In retrospect, the December appointment of Hodac seems politically foolhardy. Only months earlier, the combative former bbc reporter had resigned as Czech TV's news director after being accused by most of his employees of excessive interference. Those same journalists greeted Hodac's resurrection by occupying the newsroom on Dec. 21. Last week, to give their action legal protection, they called it a strike. "There's been pressure around Czech television in the past, but Hodac's appointment was the last nail in the coffin," said TV anchor Jolana Voldanova, a spokeswoman for the rebel journalists. "His appointment was a clear signal that the ruling parties want to seize control of TV."

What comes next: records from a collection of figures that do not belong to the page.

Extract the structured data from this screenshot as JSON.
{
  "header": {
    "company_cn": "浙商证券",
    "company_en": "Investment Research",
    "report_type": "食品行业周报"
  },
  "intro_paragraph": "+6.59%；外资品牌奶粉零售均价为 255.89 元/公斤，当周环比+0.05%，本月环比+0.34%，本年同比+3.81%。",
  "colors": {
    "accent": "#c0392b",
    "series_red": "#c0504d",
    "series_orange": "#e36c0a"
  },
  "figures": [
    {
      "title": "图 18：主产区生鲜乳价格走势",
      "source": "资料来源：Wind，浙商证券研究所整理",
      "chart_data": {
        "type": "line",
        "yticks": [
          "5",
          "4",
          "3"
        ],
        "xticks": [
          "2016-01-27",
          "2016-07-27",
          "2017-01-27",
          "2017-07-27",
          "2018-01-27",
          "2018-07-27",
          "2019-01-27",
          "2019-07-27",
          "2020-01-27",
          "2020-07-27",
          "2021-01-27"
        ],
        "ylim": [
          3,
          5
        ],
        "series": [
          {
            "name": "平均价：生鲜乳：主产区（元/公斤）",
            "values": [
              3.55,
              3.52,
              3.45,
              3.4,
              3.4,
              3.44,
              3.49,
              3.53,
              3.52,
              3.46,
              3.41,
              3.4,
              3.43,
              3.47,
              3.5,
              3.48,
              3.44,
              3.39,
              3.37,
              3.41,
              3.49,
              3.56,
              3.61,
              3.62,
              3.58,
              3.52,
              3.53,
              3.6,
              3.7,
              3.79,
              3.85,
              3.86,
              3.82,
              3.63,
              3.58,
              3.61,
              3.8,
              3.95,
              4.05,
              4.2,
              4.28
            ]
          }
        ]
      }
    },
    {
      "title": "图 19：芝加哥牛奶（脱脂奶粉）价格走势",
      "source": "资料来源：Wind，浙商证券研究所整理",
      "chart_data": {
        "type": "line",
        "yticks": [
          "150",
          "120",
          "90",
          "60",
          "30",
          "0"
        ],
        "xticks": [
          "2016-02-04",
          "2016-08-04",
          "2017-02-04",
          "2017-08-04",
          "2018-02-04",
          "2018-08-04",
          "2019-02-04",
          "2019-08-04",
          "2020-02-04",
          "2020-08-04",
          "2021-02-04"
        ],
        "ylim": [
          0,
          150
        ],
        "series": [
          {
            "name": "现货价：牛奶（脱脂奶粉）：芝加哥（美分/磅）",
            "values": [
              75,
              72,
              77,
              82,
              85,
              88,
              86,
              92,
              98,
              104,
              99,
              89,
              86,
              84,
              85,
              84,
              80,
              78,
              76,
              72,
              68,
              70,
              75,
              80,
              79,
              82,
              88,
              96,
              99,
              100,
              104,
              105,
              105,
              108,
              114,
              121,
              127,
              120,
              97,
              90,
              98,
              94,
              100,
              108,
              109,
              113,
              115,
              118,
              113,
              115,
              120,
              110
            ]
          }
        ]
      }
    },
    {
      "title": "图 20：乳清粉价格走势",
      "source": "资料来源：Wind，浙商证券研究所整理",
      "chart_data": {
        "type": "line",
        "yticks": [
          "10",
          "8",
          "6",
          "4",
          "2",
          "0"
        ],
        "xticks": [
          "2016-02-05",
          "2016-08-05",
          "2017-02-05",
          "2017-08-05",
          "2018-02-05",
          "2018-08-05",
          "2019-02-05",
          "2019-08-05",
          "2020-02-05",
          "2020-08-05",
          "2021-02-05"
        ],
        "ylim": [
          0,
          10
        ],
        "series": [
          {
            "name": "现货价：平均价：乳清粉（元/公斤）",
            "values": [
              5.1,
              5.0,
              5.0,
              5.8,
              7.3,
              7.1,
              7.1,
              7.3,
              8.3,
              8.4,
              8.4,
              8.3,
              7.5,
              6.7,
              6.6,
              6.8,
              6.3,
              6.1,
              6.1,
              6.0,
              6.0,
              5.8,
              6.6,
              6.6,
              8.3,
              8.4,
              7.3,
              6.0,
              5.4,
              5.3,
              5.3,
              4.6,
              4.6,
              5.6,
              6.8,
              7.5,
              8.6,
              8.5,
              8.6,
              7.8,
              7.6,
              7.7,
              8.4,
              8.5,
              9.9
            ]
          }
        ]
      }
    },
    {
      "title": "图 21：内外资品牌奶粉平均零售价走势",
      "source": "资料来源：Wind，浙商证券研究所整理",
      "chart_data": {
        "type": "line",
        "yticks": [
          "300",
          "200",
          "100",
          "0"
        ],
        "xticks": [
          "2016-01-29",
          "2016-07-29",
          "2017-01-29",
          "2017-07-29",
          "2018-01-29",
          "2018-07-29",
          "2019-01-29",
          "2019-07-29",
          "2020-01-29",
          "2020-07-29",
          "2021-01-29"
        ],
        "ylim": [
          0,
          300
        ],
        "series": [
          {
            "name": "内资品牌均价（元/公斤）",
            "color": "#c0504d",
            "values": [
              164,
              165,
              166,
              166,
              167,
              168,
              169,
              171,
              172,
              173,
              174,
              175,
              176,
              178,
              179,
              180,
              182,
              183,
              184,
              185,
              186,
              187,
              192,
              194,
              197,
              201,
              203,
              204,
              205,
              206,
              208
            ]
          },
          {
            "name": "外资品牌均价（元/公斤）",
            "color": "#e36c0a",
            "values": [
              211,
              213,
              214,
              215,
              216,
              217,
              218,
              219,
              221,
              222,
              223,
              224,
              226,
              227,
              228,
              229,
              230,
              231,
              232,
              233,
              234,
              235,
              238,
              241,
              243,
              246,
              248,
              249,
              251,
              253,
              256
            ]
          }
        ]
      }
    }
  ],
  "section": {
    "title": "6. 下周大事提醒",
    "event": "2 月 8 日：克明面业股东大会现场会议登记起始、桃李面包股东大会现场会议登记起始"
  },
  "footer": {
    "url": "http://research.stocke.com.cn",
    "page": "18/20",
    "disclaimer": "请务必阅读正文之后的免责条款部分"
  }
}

In his first official act, Hodac appointed as news director Jana Bobosikova, who had recently served as an adviser to Vaclav Klaus. She quickly fired 20 employees (though they have yet to accept their dismissal notices). Later Hodac took the unprecedented step of shutting down all ground-based broadcasting in order to prevent a group of rebel journalists from airing their own news. That decision, which for many Czechs stirred uncomfortable memories of the Soviet era, also breached contracts with the station's advertisers. The dueling broadcasts further muddied the waters. Opposing accounts of the Wenceslas Square protest, for example, cited crowds of "over 100,000" (the rebel broadcast) vs. "tens of thousands" (the replacement journalists' version). While the rebel broadcast said Czechs turned out for the cause, the replacement anchor, Dusica Zamova, said only "many people came to get a better understanding of the situation."
Speaking to Time shortly before his collapse, Hodac insisted that it was the occupying journalists who were breaking the law, not he. "State TV is a sacred thing for me," he insisted. "It's a truly impossible situation when unauthorized people control the newsroom." He denied allegations that he was in the pocket of politicians and said meeting with them was "part of this job. Nothing wrong with it." Hodac said his appointment was unrelated to his ties to Klaus' party. "Politicians all over the world express their ideas about how media should function."
The real problem may be an official oversight mechanism that invites abuse. The council running state TV is appointed by parliament. Directors' independence is supposed to be ensured by their five-year terms, but parliament has repeatedly stepped in to show its displeasure. Of eight serving directors today, seven are ruling party loyalists. A new amendment due for a vote later this week might help. It would remove political parties from the appointment process and open council sessions to the public. Parliament is likely to okay the measure. But old habits die hard, and the habit of power hardest of all. Also the Czechs' new habit of giving their politicians fits: another mass protest is planned for this week.